The problem is that getting there takes a lot of manpower for some pretty boring work, and that takes funding. But the funding required is pretty trivial on the scale of the companies who depend on OpenSLL. This is the kind of product where Google et al should fund hiring every security expert that there is in the world to independently crawl the code, fizz test, all the usual tricks. Then offer a $1 million bug bounty. Same for SSH. It's pathetic that we can't get this basic plumbic right, when it's just a matter of resources, and damn cheap on the scale of the companies to which it matters.

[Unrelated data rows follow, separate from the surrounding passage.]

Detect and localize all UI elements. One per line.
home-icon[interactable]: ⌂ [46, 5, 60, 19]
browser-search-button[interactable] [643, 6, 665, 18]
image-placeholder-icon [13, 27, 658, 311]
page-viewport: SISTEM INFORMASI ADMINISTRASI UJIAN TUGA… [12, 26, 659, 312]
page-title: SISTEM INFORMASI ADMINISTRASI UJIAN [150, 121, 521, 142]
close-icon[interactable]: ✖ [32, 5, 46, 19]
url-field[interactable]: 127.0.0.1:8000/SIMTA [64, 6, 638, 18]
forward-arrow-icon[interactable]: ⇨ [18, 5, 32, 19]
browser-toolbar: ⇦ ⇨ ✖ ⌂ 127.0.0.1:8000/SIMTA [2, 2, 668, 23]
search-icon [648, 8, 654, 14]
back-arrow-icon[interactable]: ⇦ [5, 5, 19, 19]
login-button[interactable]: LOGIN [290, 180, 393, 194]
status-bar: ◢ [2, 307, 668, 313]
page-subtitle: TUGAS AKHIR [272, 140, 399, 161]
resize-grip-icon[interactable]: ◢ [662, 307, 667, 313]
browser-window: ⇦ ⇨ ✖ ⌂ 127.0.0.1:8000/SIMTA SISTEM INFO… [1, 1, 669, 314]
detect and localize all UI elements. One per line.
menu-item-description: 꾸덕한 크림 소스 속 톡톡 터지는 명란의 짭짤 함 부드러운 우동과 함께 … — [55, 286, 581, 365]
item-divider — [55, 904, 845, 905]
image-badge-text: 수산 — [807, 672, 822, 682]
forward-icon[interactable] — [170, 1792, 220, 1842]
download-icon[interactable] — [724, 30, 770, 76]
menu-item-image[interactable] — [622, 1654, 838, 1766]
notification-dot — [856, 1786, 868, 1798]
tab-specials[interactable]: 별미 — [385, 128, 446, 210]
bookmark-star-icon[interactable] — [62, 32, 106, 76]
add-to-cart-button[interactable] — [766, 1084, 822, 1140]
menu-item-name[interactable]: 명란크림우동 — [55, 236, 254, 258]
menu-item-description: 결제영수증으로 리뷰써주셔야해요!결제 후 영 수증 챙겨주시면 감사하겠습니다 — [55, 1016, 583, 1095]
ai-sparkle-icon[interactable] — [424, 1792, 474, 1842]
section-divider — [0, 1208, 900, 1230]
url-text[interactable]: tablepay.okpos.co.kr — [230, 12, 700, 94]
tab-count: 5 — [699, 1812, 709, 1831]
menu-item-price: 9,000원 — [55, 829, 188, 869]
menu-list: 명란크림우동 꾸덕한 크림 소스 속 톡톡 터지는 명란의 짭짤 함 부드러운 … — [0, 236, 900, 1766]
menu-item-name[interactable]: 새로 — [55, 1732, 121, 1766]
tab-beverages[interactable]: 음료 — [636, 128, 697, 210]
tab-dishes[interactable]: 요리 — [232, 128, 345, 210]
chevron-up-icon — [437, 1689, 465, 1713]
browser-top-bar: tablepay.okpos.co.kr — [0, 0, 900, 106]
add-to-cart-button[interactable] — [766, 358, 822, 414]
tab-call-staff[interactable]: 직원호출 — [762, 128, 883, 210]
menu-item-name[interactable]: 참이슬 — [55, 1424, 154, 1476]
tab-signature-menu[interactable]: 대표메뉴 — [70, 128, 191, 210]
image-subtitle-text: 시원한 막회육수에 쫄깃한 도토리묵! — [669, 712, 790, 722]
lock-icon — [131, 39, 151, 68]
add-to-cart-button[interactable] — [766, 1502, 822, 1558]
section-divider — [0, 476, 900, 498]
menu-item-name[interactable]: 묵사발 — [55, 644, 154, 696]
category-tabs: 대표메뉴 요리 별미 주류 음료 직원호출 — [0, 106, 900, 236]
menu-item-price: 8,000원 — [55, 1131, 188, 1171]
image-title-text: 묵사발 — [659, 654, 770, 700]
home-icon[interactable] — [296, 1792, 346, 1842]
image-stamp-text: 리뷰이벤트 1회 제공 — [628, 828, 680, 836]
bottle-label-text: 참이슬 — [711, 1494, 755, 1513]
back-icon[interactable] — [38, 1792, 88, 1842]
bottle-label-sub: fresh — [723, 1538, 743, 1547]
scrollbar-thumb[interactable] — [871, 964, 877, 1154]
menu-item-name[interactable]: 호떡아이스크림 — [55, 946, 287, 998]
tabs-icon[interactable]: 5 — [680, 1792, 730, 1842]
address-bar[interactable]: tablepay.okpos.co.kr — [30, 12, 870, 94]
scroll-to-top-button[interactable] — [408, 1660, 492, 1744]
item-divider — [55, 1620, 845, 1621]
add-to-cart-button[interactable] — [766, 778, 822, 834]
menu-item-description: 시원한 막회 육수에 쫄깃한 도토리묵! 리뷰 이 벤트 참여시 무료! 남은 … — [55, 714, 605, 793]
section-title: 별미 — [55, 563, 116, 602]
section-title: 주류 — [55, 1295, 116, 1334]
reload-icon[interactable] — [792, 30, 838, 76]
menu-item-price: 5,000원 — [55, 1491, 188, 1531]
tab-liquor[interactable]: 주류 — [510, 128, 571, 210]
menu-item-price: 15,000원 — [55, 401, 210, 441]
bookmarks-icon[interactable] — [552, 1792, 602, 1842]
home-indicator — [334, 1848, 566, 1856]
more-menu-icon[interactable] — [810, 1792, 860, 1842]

If we has an NSA that actually did it's original, defensive job we'd have this done already at taxpayer expense (and money well spent, for once), but we see that's simply not possible, so it's up to the private sector to step up.

The problem is greed ...

[jopet]

The ones now complaining about how risky it is to rely on open-source software are exactly thos thousands of companies who just use open-source and never give anything back, usually not even provide a patch ever. It is not the fault of open-source it is the fault of greedy assholes who just take, never give back and then complain and bash.

Re:It's not underresourced

[Lisias]

Fragmentation is the cost of the freedom: without the rights that can lead to fragmentation, Software would never be free (neither "libre").

A fragmented community is not a software problem - it's a leadership problem: we must learn to choose better our leaders. Since people rarely agree with other - forking is the best (but not always the cheaper) way to decide who's right.